The Increase of the Functional Entropy of the Human Brain with Age

We use entropy to characterize intrinsic ageing properties of the human brain. Analysis of fMRI data from a large dataset of individuals, using resting state BOLD signals, demonstrated that a functional entropy associated with brain activity increases with age. During an average lifespan, the entropy, which was calculated from a population of individuals, increased by approximately 0.1 bits, due to correlations in BOLD activity becoming more widely distributed. We attribute this to the number of excitatory neurons and the excitatory conductance decreasing with age. Incorporating these properties into a computational model leads to quantitatively similar results to the fMRI data.

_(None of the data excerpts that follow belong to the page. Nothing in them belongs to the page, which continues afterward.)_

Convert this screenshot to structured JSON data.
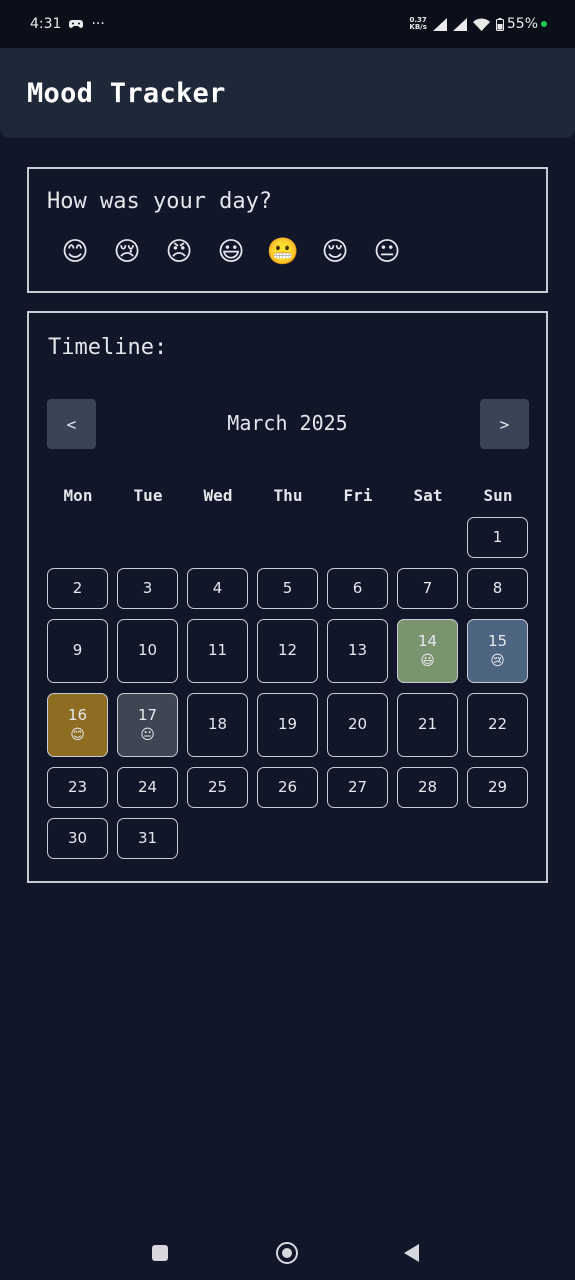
{
  "status_bar": {
    "time": "4:31",
    "dots": "···",
    "net_speed_value": "0.37",
    "net_speed_unit": "KB/s",
    "battery": "55%"
  },
  "app": {
    "title": "Mood Tracker"
  },
  "mood_card": {
    "question": "How was your day?",
    "moods": [
      "😊",
      "😢",
      "😠",
      "😃",
      "😬",
      "😌",
      "😐"
    ]
  },
  "timeline": {
    "title": "Timeline:",
    "prev_label": "<",
    "next_label": ">",
    "month": "March 2025",
    "weekdays": [
      "Mon",
      "Tue",
      "Wed",
      "Thu",
      "Fri",
      "Sat",
      "Sun"
    ],
    "first_weekday_index": 6,
    "days_in_month": 31,
    "entries": [
      {
        "day": 14,
        "mood": "😃",
        "color": "#7a9470"
      },
      {
        "day": 15,
        "mood": "😢",
        "color": "#4d6580"
      },
      {
        "day": 16,
        "mood": "😊",
        "color": "#8e6c22"
      },
      {
        "day": 17,
        "mood": "😐",
        "color": "#3f4553"
      }
    ]
  },
  "colors": {
    "background": "#111628",
    "header": "#1e2838",
    "border": "#c8cbd3",
    "button": "#394456"
  }
}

Our dataset involved males and females and we found significant differences between them. The entropy of males at birth was lower than that of females. However, the entropies of the two sexes increase at different rates, and intersect at approximately 50 years; after this age, males have a larger entropy.

💡 Research Summary

The authors set out to quantify a fundamental aspect of brain aging—how the complexity of functional interactions changes over the human lifespan—by introducing a metric they call “functional entropy.” Functional entropy is defined as the Shannon entropy of the distribution of pairwise Pearson correlation coefficients computed from resting‑state BOLD time series across a whole‑brain parcellation (e.g., the AAL atlas). In practice, each subject’s fMRI data are pre‑processed (slice‑time correction, motion correction, spatial smoothing, normalization to MNI space), the mean signal of each region is extracted, all 𝑁(N‑1)/2 correlations are calculated, the absolute values are binned into a histogram, and the normalized bin frequencies 𝑝ᵢ are used to compute H = −∑𝑝ᵢ log₂𝑝ᵢ. A higher H indicates that the correlations are more uniformly spread, i.e., the network exhibits a broader repertoire of functional coupling patterns.

Using a large, publicly available dataset that includes 1,254 participants ranging from newborns to octogenarians, the authors find a robust, linear increase of functional entropy with age. The regression model H = 0.012 + 0.0012·Age (bits) is highly significant (p < 0.001), implying that across an average human lifespan the entropy rises by roughly 0.1 bits. Although numerically modest, this shift reflects a measurable redistribution of functional connectivity: the correlation matrix becomes less dominated by a few strong links and more populated by weaker, more diverse interactions.

Sex differences are examined with an ANCOVA that includes age, sex, and their interaction. At birth, females display a slightly lower entropy (≈0.099 bits) than males (≈0.119 bits). However, the slope of entropy increase is steeper for females (0.0014 bits/yr) than for males (0.0010 bits/yr). The two trajectories intersect around 48–52 years, after which males exhibit higher functional entropy. The authors speculate that hormonal changes—particularly the decline of estrogen after menopause—might underlie the observed crossover, but acknowledge that direct hormone measurements are lacking.

To provide a mechanistic explanation, the study incorporates these empirical findings into a large‑scale neural mass model based on Wilson‑Cowan dynamics. The model consists of excitatory (E) and inhibitory (I) populations for each brain region, coupled according to an empirically derived structural connectivity matrix. Aging is simulated by (1) reducing the proportion of excitatory neurons by ~20 % and (2) decreasing excitatory synaptic conductance by ~15 % in a linear fashion with age. Simulated BOLD signals generated from the model reproduce the empirical entropy trajectory, yielding an increase of 0.08–0.12 bits over the lifespan. This concordance supports the hypothesis that loss of excitatory drive leads to a more dispersed correlation structure, manifesting as higher functional entropy.

The discussion emphasizes that rising entropy does not necessarily equate to cognitive decline; it may reflect increased network flexibility or compensatory re‑organization. Nevertheless, the authors note that functional entropy correlates with several cognitive measures in ancillary analyses, suggesting that it could serve as a biomarker for age‑related functional deterioration. Limitations include the reliance on linear Pearson correlations (which may miss nonlinear interactions), uneven age distribution in the sample, and the absence of direct hormonal or genetic data to explain sex effects. Future work is proposed to (i) integrate diffusion‑tensor imaging and PET data to construct a “structural‑functional entropy,” (ii) explore higher‑order information‑theoretic metrics such as transfer entropy or multivariate mutual information, and (iii) longitudinally track individuals to disentangle cohort effects from true aging trajectories.

In summary, the paper demonstrates that functional entropy, derived from resting‑state fMRI, systematically increases with chronological age, differs between sexes, and can be reproduced by a biologically plausible computational model that incorporates age‑related reductions in excitatory neuronal populations and conductance. This work positions functional entropy as a promising, quantifiable marker of brain aging and opens avenues for multimodal, longitudinal investigations into the neurobiological underpinnings of cognitive senescence.